EditDistance

class paddle.fluid.metrics.EditDistance(name)[source]

This API is for the management of edit distances. Editing distance is a method to quantify the degree of dissimilarity between two strings, such as words, by calculating the minimum editing operand (add, delete or replace) required to convert one string into another. Refer to https://en.wikipedia.org/wiki/Edit_distance.

Parameters

name (str, optional) – Metric name. For details, please refer to Name. Default is None.

Examples

import paddle.fluid as fluid
import numpy as np

# suppose that batch_size is 128
batch_size = 128

# init the edit distance manager
distance_evaluator = fluid.metrics.EditDistance("EditDistance")

# generate the edit distance across 128 sequence pairs, the max distance is 10 here
edit_distances_batch0 = np.random.randint(low = 0, high = 10, size = (batch_size, 1))
seq_num_batch0 = batch_size

distance_evaluator.update(edit_distances_batch0, seq_num_batch0)
avg_distance, wrong_instance_ratio = distance_evaluator.eval()
print("the average edit distance for batch0 is %.2f and the wrong instance ratio is %.2f " % (avg_distance, wrong_instance_ratio))
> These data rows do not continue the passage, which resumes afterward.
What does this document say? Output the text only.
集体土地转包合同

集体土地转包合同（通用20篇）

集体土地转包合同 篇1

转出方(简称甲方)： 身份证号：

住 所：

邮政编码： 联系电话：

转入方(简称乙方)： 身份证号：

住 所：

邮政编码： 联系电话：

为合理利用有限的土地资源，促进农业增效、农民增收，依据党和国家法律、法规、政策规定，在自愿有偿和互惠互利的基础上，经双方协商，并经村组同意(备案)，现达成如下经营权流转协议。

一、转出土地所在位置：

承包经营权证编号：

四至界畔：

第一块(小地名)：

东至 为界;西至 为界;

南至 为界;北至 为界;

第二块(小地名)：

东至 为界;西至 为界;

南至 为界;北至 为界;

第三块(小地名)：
edit_distances_batch1 = np.random.randint(low = 0, high = 10, size = (batch_size, 1))
seq_num_batch1 = batch_size

distance_evaluator.update(edit_distances_batch1, seq_num_batch1)
avg_distance, wrong_instance_ratio = distance_evaluator.eval()
print("the average edit distance for batch0 and batch1 is %.2f and the wrong instance ratio is %.2f " % (avg_distance, wrong_instance_ratio))
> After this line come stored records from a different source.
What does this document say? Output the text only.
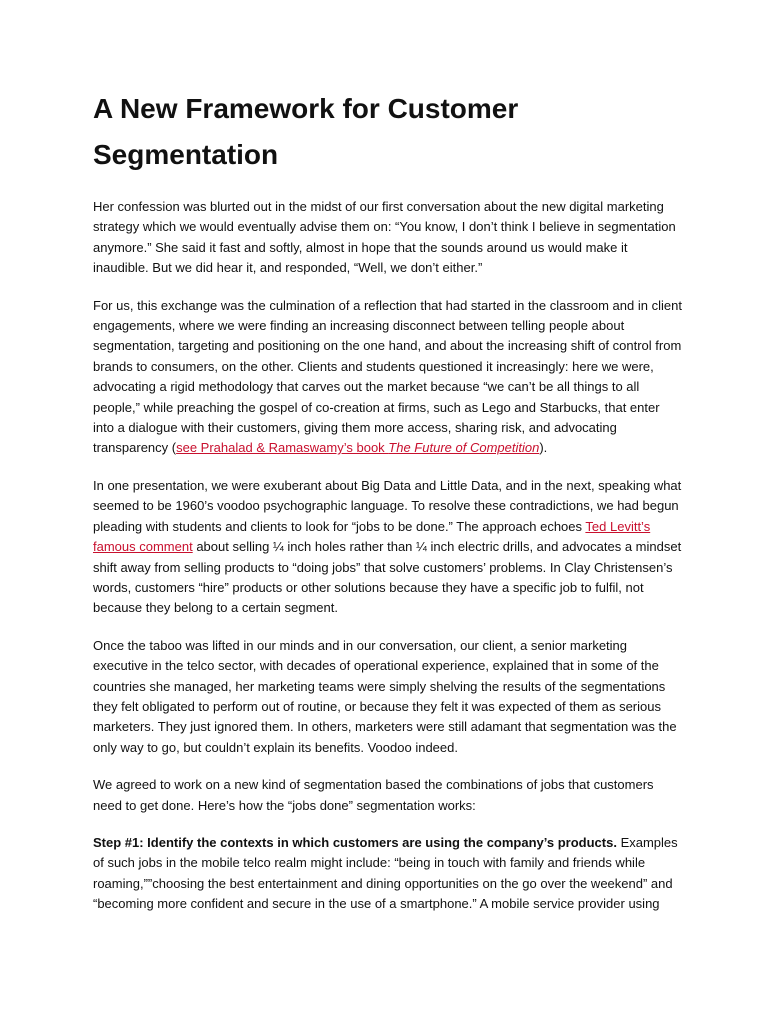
A New Framework for Customer Segmentation

Her confession was blurted out in the midst of our first conversation about the new digital marketing strategy which we would eventually advise them on: “You know, I don’t think I believe in segmentation anymore.” She said it fast and softly, almost in hope that the sounds around us would make it inaudible. But we did hear it, and responded, “Well, we don’t either.”

For us, this exchange was the culmination of a reflection that had started in the classroom and in client engagements, where we were finding an increasing disconnect between telling people about segmentation, targeting and positioning on the one hand, and about the increasing shift of control from brands to consumers, on the other. Clients and students questioned it increasingly: here we were, advocating a rigid methodology that carves out the market because “we can’t be all things to all people,” while preaching the gospel of co-creation at firms, such as Lego and Starbucks, that enter into a dialogue with their customers, giving them more access, sharing risk, and advocating transparency (see Prahalad & Ramaswamy’s book The Future of Competition).

In one presentation, we were exuberant about Big Data and Little Data, and in the next, speaking what seemed to be 1960’s voodoo psychographic language. To resolve these contradictions, we had begun pleading with students and clients to look for “jobs to be done.” The approach echoes Ted Levitt’s famous comment about selling ¼ inch holes rather than ¼ inch electric drills, and advocates a mindset shift away from selling products to “doing jobs” that solve customers’ problems. In Clay Christensen’s words, customers “hire” products or other solutions because they have a specific job to fulfil, not because they belong to a certain segment.

Once the taboo was lifted in our minds and in our conversation, our client, a senior marketing executive in the telco sector, with decades of operational experience, explained that in some of the countries she managed, her marketing teams were simply shelving the results of the segmentations they felt obligated to perform out of routine, or because they felt it was expected of them as serious marketers. They just ignored them. In others, marketers were still adamant that segmentation was the only way to go, but couldn’t explain its benefits. Voodoo indeed.

We agreed to work on a new kind of segmentation based the combinations of jobs that customers need to get done. Here’s how the “jobs done” segmentation works:

Step #1: Identify the contexts in which customers are using the company’s products. Examples of such jobs in the mobile telco realm might include: “being in touch with family and friends while roaming,””choosing the best entertainment and dining opportunities on the go over the weekend” and “becoming more confident and secure in the use of a smartphone.” A mobile service provider using
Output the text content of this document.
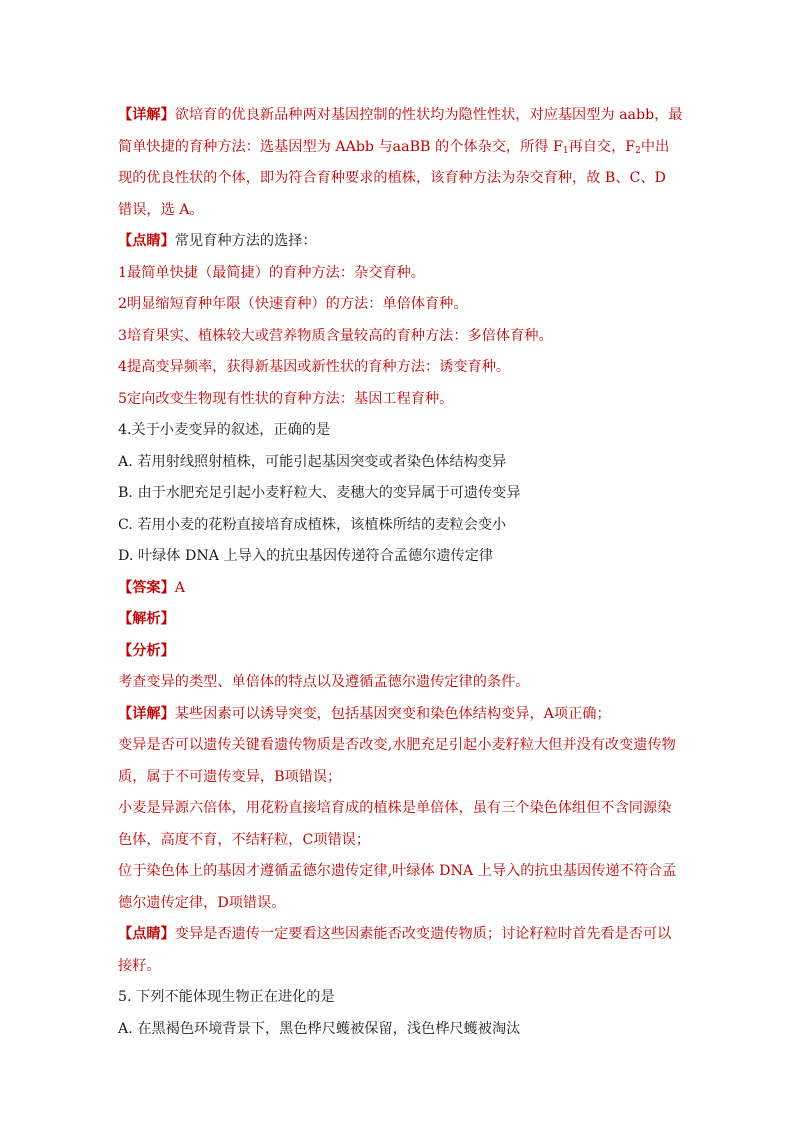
【详解】欲培育的优良新品种两对基因控制的性状均为隐性性状，对应基因型为 aabb，最简单快捷的育种方法：选基因型为 AAbb 与aaBB 的个体杂交，所得 $F_1$再自交，$F_2$中出现的优良性状的个体，即为符合育种要求的植株，该育种方法为杂交育种，故 B、C、D 错误，选 A。

【点睛】常见育种方法的选择：

1最简单快捷（最简捷）的育种方法：杂交育种。

2明显缩短育种年限（快速育种）的方法：单倍体育种。

3培育果实、植株较大或营养物质含量较高的育种方法：多倍体育种。

4提高变异频率，获得新基因或新性状的育种方法：诱变育种。

5定向改变生物现有性状的育种方法：基因工程育种。

4.关于小麦变异的叙述，正确的是

A. 若用射线照射植株，可能引起基因突变或者染色体结构变异

B. 由于水肥充足引起小麦籽粒大、麦穗大的变异属于可遗传变异

C. 若用小麦的花粉直接培育成植株，该植株所结的麦粒会变小

D. 叶绿体 DNA 上导入的抗虫基因传递符合孟德尔遗传定律

【答案】A

【解析】

【分析】

考查变异的类型、单倍体的特点以及遵循孟德尔遗传定律的条件。

【详解】某些因素可以诱导突变，包括基因突变和染色体结构变异，A项正确；

变异是否可以遗传关键看遗传物质是否改变,水肥充足引起小麦籽粒大但并没有改变遗传物质，属于不可遗传变异，B项错误；

小麦是异源六倍体，用花粉直接培育成的植株是单倍体，虽有三个染色体组但不含同源染色体，高度不育，不结籽粒，C项错误；

位于染色体上的基因才遵循孟德尔遗传定律,叶绿体 DNA 上导入的抗虫基因传递不符合孟德尔遗传定律，D项错误。

【点睛】变异是否遗传一定要看这些因素能否改变遗传物质；讨论籽粒时首先看是否可以接籽。

5. 下列不能体现生物正在进化的是

A. 在黑褐色环境背景下，黑色桦尺蠖被保留，浅色桦尺蠖被淘汰
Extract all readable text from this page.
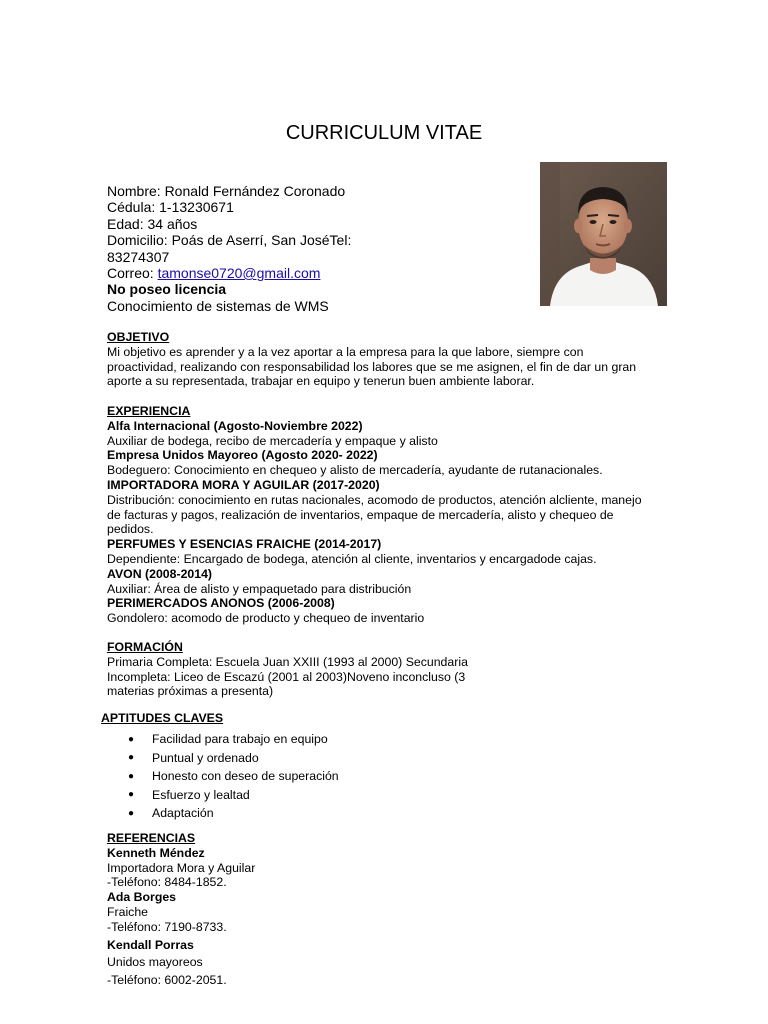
CURRICULUM VITAE
Nombre: Ronald Fernández Coronado
Cédula: 1-13230671
Edad: 34 años
Domicilio: Poás de Aserrí, San JoséTel:
83274307
Correo: tamonse0720@gmail.com
No poseo licencia
Conocimiento de sistemas de WMS
OBJETIVO
Mi objetivo es aprender y a la vez aportar a la empresa para la que labore, siempre con
proactividad, realizando con responsabilidad los labores que se me asignen, el fin de dar un gran
aporte a su representada, trabajar en equipo y tenerun buen ambiente laborar.
EXPERIENCIA
Alfa Internacional (Agosto-Noviembre 2022)
Auxiliar de bodega, recibo de mercadería y empaque y alisto
Empresa Unidos Mayoreo (Agosto 2020- 2022)
Bodeguero: Conocimiento en chequeo y alisto de mercadería, ayudante de rutanacionales.
IMPORTADORA MORA Y AGUILAR (2017-2020)
Distribución: conocimiento en rutas nacionales, acomodo de productos, atención alcliente, manejo
de facturas y pagos, realización de inventarios, empaque de mercadería, alisto y chequeo de
pedidos.
PERFUMES Y ESENCIAS FRAICHE (2014-2017)
Dependiente: Encargado de bodega, atención al cliente, inventarios y encargadode cajas.
AVON (2008-2014)
Auxiliar: Área de alisto y empaquetado para distribución
PERIMERCADOS ANONOS (2006-2008)
Gondolero: acomodo de producto y chequeo de inventario
FORMACIÓN
Primaria Completa: Escuela Juan XXIII (1993 al 2000) Secundaria
Incompleta: Liceo de Escazú (2001 al 2003)Noveno inconcluso (3
materias próximas a presenta)
APTITUDES CLAVES
●	Facilidad para trabajo en equipo
●	Puntual y ordenado
●	Honesto con deseo de superación
●	Esfuerzo y lealtad
●	Adaptación
REFERENCIAS
Kenneth Méndez
Importadora Mora y Aguilar
-Teléfono: 8484-1852.
Ada Borges
Fraiche
-Teléfono: 7190-8733.
Kendall Porras
Unidos mayoreos
-Teléfono: 6002-2051.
distance_evaluator.reset()

edit_distances_batch2 = np.random.randint(low = 0, high = 10, size = (batch_size, 1))
seq_num_batch2 = batch_size

distance_evaluator.update(edit_distances_batch2, seq_num_batch2)
avg_distance, wrong_instance_ratio = distance_evaluator.eval()
print("the average edit distance for batch2 is %.2f and the wrong instance ratio is %.2f " % (avg_distance, wrong_instance_ratio))
update(distances, seq_num)

Update the overall edit distance

Parameters
  • distances (numpy.array) – a (batch_size, 1) numpy.array, each element represents the edit distance between two sequences.

  • seq_num (int|float) – standing for the number of sequence pairs.

eval()

Return two floats: avg_distance: the average distance for all sequence pairs updated using the update function. avg_instance_error: the ratio of sequence pairs whose edit distance is not zero.

get_config()

Get the metric and current states. The states are the members who do not has “_” prefix.

Parameters

None

Returns

a python dict, which contains the inner states of the metric instance

Return types:

a python dict

reset()

reset function empties the evaluation memory for previous mini-batches.

Parameters

None

Returns

None

Return types:

None